北海道大学の研究グループは,動物のように体を動かしながら泳ぐ,1mmより小さな分子ロボットを人工的に作り出すことに成功した(ニュースリリース)。
血管のような狭い空間を自在に泳げる小さな分子ロボットを継続的に泳がせるためには,分子ロボットが変形を続けられ,かつ,その変形挙動が分子ロボットの移動を可能にするものであるという二つの課題があった。このうち研究グループは2016年,一つ目の課題を解決した「屈曲を自ずから繰り返す分子ロボット」を発表している。
小さな分子ロボットが水中で受ける力は,重力や浮力など,大きさに比例する力はあまり働かない一方,粘性抵抗が相対的に大きく働く。このような環境では,体を曲げることで前進したとしても,体を元の形に伸ばすと元の位置まで後退してしまう。これが,二つ目の課題の背景にある。
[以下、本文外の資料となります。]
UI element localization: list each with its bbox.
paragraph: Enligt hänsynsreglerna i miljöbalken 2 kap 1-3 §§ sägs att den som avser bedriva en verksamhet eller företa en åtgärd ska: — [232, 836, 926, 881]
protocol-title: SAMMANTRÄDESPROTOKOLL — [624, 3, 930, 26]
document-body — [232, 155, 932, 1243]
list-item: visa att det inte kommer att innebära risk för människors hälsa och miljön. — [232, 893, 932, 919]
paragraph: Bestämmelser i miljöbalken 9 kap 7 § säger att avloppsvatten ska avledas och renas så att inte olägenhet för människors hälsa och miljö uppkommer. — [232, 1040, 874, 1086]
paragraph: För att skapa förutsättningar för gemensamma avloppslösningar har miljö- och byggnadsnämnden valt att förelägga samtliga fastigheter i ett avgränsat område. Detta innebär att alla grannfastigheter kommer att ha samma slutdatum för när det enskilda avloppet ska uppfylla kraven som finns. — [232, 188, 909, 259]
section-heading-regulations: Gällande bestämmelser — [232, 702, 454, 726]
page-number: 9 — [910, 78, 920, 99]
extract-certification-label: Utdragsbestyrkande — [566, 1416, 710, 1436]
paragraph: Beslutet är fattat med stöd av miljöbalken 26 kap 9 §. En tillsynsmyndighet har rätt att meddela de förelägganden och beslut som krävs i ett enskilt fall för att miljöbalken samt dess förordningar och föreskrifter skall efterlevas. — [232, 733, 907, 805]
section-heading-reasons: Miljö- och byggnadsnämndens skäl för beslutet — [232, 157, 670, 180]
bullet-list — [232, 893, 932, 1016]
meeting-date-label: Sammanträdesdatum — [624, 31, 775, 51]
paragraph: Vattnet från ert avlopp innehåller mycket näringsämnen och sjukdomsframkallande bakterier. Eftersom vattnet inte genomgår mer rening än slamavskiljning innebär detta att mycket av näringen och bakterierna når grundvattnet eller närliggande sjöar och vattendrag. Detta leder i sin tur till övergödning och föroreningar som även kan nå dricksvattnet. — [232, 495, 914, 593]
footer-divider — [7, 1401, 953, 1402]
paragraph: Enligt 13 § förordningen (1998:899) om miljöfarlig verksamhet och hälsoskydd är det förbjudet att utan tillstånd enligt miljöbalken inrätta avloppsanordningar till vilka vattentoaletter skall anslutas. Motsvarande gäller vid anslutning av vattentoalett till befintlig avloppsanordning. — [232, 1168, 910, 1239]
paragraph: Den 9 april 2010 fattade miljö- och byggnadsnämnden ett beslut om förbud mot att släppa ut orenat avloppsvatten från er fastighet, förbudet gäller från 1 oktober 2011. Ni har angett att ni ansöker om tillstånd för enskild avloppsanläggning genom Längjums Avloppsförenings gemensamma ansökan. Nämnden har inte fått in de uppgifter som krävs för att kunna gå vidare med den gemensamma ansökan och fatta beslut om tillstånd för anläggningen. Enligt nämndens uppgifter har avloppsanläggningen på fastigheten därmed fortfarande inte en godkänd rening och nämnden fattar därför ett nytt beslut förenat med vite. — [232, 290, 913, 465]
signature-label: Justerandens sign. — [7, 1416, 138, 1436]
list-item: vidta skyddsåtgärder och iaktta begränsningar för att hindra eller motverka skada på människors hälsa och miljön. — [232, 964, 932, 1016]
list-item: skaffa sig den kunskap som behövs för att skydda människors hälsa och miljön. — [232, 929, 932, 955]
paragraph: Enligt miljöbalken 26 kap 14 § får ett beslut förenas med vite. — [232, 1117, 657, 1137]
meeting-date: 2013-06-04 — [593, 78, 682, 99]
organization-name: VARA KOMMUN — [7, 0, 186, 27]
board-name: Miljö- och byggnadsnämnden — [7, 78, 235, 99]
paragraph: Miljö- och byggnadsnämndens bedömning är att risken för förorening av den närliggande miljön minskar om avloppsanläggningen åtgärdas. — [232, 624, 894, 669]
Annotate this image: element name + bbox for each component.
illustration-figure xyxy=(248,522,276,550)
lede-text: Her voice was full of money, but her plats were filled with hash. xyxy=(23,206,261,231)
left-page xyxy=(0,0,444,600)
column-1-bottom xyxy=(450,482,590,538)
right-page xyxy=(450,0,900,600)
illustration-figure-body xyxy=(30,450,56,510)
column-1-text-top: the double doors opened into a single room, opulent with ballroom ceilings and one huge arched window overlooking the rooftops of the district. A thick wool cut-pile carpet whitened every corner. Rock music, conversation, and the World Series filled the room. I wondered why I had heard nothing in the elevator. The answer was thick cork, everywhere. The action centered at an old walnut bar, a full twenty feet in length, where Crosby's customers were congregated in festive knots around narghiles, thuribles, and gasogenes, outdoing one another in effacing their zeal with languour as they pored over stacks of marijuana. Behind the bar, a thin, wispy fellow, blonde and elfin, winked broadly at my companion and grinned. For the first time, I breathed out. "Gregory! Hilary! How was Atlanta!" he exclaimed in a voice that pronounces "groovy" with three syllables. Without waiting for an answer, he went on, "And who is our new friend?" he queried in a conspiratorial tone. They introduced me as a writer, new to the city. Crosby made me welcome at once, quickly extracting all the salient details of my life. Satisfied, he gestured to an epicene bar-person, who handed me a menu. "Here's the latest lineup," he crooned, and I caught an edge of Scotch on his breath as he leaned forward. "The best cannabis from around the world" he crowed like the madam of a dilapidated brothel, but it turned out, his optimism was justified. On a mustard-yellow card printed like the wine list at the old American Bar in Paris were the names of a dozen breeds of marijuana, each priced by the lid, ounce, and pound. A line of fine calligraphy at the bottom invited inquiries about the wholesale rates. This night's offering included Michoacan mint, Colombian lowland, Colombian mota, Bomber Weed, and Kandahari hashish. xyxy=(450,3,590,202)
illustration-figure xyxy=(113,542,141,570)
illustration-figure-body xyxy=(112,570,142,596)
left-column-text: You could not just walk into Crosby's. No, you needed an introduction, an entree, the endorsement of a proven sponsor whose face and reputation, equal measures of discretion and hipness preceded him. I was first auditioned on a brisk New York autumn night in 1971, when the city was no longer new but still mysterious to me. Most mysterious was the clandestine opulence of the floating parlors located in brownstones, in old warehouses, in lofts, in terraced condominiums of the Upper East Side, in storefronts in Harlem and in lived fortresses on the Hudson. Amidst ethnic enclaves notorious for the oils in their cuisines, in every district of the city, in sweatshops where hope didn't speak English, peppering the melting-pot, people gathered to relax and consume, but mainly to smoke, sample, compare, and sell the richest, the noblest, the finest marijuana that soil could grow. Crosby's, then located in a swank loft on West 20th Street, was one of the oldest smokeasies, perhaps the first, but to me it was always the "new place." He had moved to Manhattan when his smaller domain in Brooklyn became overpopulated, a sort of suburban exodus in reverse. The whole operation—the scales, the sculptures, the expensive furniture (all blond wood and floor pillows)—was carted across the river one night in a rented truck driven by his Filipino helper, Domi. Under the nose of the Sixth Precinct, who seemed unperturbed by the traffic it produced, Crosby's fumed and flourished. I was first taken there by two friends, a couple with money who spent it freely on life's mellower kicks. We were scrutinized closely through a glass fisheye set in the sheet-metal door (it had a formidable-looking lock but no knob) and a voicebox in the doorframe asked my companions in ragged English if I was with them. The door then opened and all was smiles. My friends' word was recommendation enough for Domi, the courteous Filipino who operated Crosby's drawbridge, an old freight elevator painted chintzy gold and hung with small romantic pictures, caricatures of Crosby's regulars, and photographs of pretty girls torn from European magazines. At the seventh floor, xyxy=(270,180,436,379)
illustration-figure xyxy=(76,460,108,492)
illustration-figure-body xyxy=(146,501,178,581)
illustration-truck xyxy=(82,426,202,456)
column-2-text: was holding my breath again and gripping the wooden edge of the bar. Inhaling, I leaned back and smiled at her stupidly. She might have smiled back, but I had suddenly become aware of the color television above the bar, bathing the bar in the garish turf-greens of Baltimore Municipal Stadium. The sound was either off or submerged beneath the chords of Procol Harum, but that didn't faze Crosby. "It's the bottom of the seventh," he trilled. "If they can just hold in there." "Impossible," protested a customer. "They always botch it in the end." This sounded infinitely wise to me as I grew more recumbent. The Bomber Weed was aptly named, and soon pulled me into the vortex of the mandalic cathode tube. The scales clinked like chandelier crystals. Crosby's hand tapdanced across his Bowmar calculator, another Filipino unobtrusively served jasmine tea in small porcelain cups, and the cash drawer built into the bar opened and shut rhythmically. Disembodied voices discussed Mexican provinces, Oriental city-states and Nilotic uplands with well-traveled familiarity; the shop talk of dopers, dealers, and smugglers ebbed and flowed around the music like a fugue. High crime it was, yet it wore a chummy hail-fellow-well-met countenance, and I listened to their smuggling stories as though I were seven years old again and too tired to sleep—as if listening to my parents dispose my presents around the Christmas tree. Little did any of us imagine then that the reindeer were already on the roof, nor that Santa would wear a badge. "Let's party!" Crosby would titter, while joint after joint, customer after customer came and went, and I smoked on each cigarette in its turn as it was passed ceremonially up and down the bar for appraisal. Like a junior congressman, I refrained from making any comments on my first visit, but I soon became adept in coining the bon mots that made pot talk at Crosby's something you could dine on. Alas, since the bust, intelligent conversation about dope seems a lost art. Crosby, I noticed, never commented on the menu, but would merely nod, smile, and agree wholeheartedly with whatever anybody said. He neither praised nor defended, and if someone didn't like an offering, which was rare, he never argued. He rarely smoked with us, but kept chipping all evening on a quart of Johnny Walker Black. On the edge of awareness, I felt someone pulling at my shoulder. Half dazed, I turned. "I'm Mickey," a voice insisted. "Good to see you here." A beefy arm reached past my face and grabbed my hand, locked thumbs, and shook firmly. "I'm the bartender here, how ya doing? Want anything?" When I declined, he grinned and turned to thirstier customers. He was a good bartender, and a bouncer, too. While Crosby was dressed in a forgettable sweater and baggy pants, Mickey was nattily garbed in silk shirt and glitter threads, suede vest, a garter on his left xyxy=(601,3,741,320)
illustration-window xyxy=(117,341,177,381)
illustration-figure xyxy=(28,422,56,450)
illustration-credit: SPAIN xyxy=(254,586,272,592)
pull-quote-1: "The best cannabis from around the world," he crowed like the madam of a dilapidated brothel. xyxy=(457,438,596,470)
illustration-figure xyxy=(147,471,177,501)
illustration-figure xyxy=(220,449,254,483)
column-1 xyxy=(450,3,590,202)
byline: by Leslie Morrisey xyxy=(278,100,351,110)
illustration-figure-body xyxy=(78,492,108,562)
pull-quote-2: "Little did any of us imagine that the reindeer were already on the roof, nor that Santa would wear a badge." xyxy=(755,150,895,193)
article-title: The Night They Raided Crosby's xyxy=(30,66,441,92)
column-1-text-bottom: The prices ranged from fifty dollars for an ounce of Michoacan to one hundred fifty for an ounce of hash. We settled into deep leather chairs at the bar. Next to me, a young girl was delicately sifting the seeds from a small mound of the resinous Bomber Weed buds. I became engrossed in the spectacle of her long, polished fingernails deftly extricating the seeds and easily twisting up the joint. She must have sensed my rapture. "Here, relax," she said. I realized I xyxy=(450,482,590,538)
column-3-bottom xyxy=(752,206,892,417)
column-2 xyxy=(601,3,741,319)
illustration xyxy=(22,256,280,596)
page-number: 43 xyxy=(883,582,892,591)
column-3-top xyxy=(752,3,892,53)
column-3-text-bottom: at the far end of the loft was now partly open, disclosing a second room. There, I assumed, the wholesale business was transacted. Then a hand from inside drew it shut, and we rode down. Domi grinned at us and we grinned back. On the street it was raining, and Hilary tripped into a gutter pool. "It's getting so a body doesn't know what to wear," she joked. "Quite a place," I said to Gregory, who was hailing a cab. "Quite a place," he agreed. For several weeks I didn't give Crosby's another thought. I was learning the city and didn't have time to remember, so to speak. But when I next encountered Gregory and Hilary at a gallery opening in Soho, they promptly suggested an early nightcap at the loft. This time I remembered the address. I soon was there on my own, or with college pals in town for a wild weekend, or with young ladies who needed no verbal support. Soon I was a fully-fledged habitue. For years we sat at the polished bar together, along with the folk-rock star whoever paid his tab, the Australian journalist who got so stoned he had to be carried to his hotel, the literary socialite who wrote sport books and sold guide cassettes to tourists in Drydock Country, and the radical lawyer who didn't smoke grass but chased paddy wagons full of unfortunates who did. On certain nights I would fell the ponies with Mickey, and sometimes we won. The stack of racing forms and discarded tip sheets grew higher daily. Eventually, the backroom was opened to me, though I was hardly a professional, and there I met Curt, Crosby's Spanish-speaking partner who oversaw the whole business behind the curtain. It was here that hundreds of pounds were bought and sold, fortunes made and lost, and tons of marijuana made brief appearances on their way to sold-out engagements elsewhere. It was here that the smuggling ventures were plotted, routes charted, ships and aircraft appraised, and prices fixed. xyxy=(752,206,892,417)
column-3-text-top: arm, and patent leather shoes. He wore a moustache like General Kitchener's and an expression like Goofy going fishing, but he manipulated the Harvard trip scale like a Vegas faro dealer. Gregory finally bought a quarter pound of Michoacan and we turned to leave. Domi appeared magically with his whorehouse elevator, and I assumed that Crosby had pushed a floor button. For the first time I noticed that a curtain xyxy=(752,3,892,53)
研究では,化学的に合成した分子(アゾベンゼン)と,サラダ油などに含まれるオレイン酸という分子を混合した結晶(分子ロボット)を作った。この分子ロボットの大きさは,縦数十μm,横数百μm,高さ1μm程度。スライドガラスで作った幅28mm,奥行17mm,深さ0.3mm の水槽にこの分子ロボットを入れ,運動のエネルギー源になる青色の光を照射した。
光学顕微鏡で観察すると,分子ロボットは自身の一部をヒレのように動かすことで前後に動いた。前進する距離と後退する距離に差のある分子ロボットも存在し,それらは泳いで移動することができた。分子ロボットには,ヒレを前方にして泳ぐもの(犬かき型)と,ヒレを後方にして泳ぐもの(ばた足型)があった。遊泳速度は秒速10μm(1秒間に体長の約1/10程度),速いもので秒速15μmに達し(人間に換算すると時速500mに相当),小さなものは屈伸型の運動では水中で泳げないとする従来の考え方を大きく覆えした。
遊泳方向を決める因子や,遊泳速度・遊泳距離を決める因子について,力学計算により探索した。その結果,分子ロボットの上下運動が制約されるような平面状の狭い空間を条件として設定したとき,小さなロボットは泳げることが示された。なお,この仮定を含んだモデル計算については,ヒレの曲がり方によって泳ぐ方向が決まる事実や,遊泳速度についての実験結果と良く一致し,整合性が認められたという。
この成果について研究グループは,自動運転型の分子ロボットの開発の進展が期待されるとともに,人工的なものに限らず,小さな生命体の狭い空間での動き方について,理解が進展する可能性もあるとしている。